Spieth, who turned pro last winter following the fall semester of his sophomore year with the Longhorns, knows a little about what Thomas and Rodgers are going through. He’s experienced playing in pro tournaments as an amateur and is friends with both players – he played with Rodgers in the last Walker Cup and is staying with Thomas, whom he talks to frequently, this week at the John Deere.
Two weeks ago at the AT&T National, Golfweek asked Spieth for his thoughts on the situation.
“All three of us go way back; (They are) very, very good players,” Spieth said. “I don't think they'll have any problem getting out here on their talent. They've shown that in the starts that they've had on the PGA (Tour). . . . Obviously the stage doesn't bother them.”
Spieth said he hasn’t given them any advice on what they should do, nor does he know what they are thinking. He does joke with them, though, about it.
“I keep on kind of messing with Justin, telling him, ‘Hey man, good playing last week. Now it's time to turn pro. I mean, good job,’” Spieth said. “And he gets a couple laughs out of that and says, ‘We'll see.’”
Thomas, who like Spieth has a national championship on his resume, has had success on the pro stage. He’s made the cut in all three of his PGA Tour starts, including finishing T-30 this year at the Travelers Championship.
Rodgers is making his third PGA Tour start this week at TPC Deere Run. He missed the cut in each of his previous two starts, last year’s Travelers Championship and John Deere Classic. He’s also made two Web.com Tour starts, including this year’s United Leasing Championship, and missed the cut in both.
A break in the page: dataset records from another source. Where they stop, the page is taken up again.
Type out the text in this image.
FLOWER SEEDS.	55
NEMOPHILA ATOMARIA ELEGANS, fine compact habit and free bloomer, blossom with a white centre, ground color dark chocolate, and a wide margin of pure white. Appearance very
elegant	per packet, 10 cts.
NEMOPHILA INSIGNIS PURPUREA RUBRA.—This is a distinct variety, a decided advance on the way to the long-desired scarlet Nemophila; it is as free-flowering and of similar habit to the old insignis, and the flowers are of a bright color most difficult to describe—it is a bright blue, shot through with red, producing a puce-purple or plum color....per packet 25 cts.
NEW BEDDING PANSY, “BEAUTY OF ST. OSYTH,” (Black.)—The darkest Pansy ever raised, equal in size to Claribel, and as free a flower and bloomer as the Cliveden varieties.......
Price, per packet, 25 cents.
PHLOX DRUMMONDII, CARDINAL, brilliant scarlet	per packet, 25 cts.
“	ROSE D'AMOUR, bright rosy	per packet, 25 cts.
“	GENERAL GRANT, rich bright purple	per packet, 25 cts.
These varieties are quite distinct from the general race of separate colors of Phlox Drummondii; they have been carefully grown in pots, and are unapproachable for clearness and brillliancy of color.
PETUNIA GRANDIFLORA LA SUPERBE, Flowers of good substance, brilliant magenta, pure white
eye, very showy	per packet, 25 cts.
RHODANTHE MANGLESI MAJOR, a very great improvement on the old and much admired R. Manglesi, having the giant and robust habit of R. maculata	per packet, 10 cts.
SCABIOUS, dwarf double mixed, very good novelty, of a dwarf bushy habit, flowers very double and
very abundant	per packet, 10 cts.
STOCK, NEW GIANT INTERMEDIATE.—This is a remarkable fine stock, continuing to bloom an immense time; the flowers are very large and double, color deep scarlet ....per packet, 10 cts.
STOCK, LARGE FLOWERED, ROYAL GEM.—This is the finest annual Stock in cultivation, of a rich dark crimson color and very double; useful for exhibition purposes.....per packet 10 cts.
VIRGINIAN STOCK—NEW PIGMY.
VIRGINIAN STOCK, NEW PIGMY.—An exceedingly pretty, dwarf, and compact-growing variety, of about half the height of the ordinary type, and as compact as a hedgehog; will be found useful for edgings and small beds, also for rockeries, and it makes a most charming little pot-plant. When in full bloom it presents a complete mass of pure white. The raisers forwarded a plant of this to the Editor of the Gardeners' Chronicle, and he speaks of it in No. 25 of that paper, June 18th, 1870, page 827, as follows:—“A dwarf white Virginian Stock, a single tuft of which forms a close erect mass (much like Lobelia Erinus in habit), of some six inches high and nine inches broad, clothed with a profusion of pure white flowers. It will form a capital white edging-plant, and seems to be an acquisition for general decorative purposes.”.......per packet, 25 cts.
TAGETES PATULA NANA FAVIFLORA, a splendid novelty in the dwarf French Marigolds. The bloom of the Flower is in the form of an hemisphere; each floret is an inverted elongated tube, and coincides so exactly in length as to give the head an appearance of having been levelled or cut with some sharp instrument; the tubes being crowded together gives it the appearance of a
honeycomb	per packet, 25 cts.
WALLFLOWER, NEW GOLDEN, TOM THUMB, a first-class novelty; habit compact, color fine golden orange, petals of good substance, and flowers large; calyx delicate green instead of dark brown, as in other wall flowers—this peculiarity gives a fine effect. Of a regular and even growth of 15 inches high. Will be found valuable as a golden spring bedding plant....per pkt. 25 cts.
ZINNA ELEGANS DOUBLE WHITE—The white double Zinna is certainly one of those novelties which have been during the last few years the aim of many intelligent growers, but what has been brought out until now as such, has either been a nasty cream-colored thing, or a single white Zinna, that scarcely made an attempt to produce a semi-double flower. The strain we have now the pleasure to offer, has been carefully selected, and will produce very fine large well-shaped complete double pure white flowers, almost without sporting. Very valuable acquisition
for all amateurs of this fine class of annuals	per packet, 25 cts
But there’s no denying he has the talent to compete at the pro level.
“Once you set certain goals and you accomplish them and you get to play out on Tour as an amateur, you're able to compete and kind of finish it off even when you feel the heat, I think that's when you know you're ready,” Spieth said. “That's when I knew I was ready. Obviously Justin's doing that now. Patrick has done that. It's just up to them.”
Seeing the success Spieth has had since turning pro could influence Thomas and Rodgers.
Spieth has notched five top-10s, including a runner-up finish, on Tour this season and has virtually locked up his Tour card for next season.
“At this time last year, I still thought I was going to be there (at Texas) for at least another year; I remember that specifically,” Spieth said. “But I played a couple more Tour events in the summer and played well and started to think, ‘When's the right time to turn (pro)?’ And (I) decided that it would be in the winter so I could give myself at least a few events to play in the fall and give a full year to earn my card.
“There's a lot of luck involved in the way it's worked out, but I'm happy that the plan was accomplished.”
We still don’t know Thomas or Rodgers’ plans, though, so it’s still unclear whether they’ll follow in Spieth’s footsteps later this year.